A 34-year-old woman with a history of type 1 diabetes mellitus (T1DM) with baseline HbA1c of 9.1%, cerebral palsy and chronic constipation was admitted to intensive care unit with intractable vomiting, diarrhea and severe metabolic acidosis. Prior to hospitalization she had been receiving an aggressive bowel regimen due to persistent constipation. Her medication regimen included basal-bolus insulin regimen. Three weeks prior to the presentation she was started on a combination of empagliflozin-linagliptin (SGLT-2 inhibitor + DPP4 inhibitor) and was noted to have improvement in glycemic control by her caregiver. Basal insulin was held two days prior to admission due to her poor oral intake with relatively controlled blood glucose levels. Initial laboratory findings were remarkable for profound anion-gap metabolic acidosis with a pH 7.01, HOC3- 2, pCO2 10, anion gap 33, lactic acid 1.4 and elevated plasma acetone. Blood glucose on admission was 255 mg/dL with most readings below 200 mg/dl on subsequent serial monitoring. Her clinical picture was consistent with diabetic ketoacidosis (DKA), but considered unusual due to relatively mild hyperglycemia.
She was treated with aggressive fluid resuscitation, insulin and bicarbonate infusions. She remained profoundly acidotic for the first 24 hours, but anion gap eventually closed, bicarbonate normalized and her overall clinical condition improved. She was transitioned to a basal-bolus insulin regimen followed by full uneventful recovery over next few days. She was discharged on basal-bolus insulin regimen, but the combination oral agent empagliflozin-linagliptin was discontinued.
Discussion:
DKA is a serious complication of T1DM due to an absolute insulin deficiency and is defined by marked hyperglycemia (>250 mg/dl), high anion gap metabolic acidosis and elevated plasma ketones. Euglycemic DKA (euDKA) is an unusual form of DKA, defined as DKA without marked hyperglycemia (BG <250 mg/dl).
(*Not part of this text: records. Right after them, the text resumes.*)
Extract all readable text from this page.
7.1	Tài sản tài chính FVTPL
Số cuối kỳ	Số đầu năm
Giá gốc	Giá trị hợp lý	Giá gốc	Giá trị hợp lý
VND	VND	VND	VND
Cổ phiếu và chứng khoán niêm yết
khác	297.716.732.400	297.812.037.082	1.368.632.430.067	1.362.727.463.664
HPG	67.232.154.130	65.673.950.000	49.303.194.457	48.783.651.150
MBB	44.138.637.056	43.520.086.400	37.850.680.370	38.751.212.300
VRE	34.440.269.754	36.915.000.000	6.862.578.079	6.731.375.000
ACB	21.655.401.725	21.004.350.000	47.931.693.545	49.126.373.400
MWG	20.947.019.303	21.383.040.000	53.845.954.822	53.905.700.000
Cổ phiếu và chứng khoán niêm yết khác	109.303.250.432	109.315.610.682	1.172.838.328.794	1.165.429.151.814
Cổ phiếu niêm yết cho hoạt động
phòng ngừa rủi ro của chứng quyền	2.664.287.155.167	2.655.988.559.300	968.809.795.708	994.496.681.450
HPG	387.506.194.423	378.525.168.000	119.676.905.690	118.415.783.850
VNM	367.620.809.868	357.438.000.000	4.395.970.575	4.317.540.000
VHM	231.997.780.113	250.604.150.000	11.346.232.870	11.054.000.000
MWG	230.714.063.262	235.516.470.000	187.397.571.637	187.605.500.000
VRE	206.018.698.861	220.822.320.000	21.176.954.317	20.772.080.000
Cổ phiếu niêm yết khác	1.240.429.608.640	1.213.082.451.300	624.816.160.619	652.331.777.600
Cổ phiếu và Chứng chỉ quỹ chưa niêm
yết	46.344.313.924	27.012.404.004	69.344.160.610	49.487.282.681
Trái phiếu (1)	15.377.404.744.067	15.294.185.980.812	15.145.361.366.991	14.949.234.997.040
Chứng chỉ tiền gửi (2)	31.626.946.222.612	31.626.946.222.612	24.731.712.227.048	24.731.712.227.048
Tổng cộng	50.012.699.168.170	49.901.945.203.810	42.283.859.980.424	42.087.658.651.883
SGLT-2 inhibitors, such as empagliflozin, lower glucose levels by inhibiting proximal tubular glucose reabsorption and increasing glycosuria. This increased renal clearance of glucose leads to deceptively lower blood glucose levels in the setting of illness, causing a reduction in insulin doses at a time of enhanced insulin resistance, thereby tipping the balance toward ketosis. This process remains unrecognized and overlooked by both patient and the provider leading to delay in instituting treatment.
Conclusions:
SGLT-2 inhibitors are not approved by the FDA in the setting of T1DM, and emerging case reports are indicating its association with euDKA. Therefore, hospitalist should be cautious about its off label use in patient with Type 1 DM, especially on admission and discharge medication reconciliation. It is also critical to be aware that DKA can occur in the setting of relative euglycemia, which is under-recognized and under-reported, but a life-threatening complication of diabetes.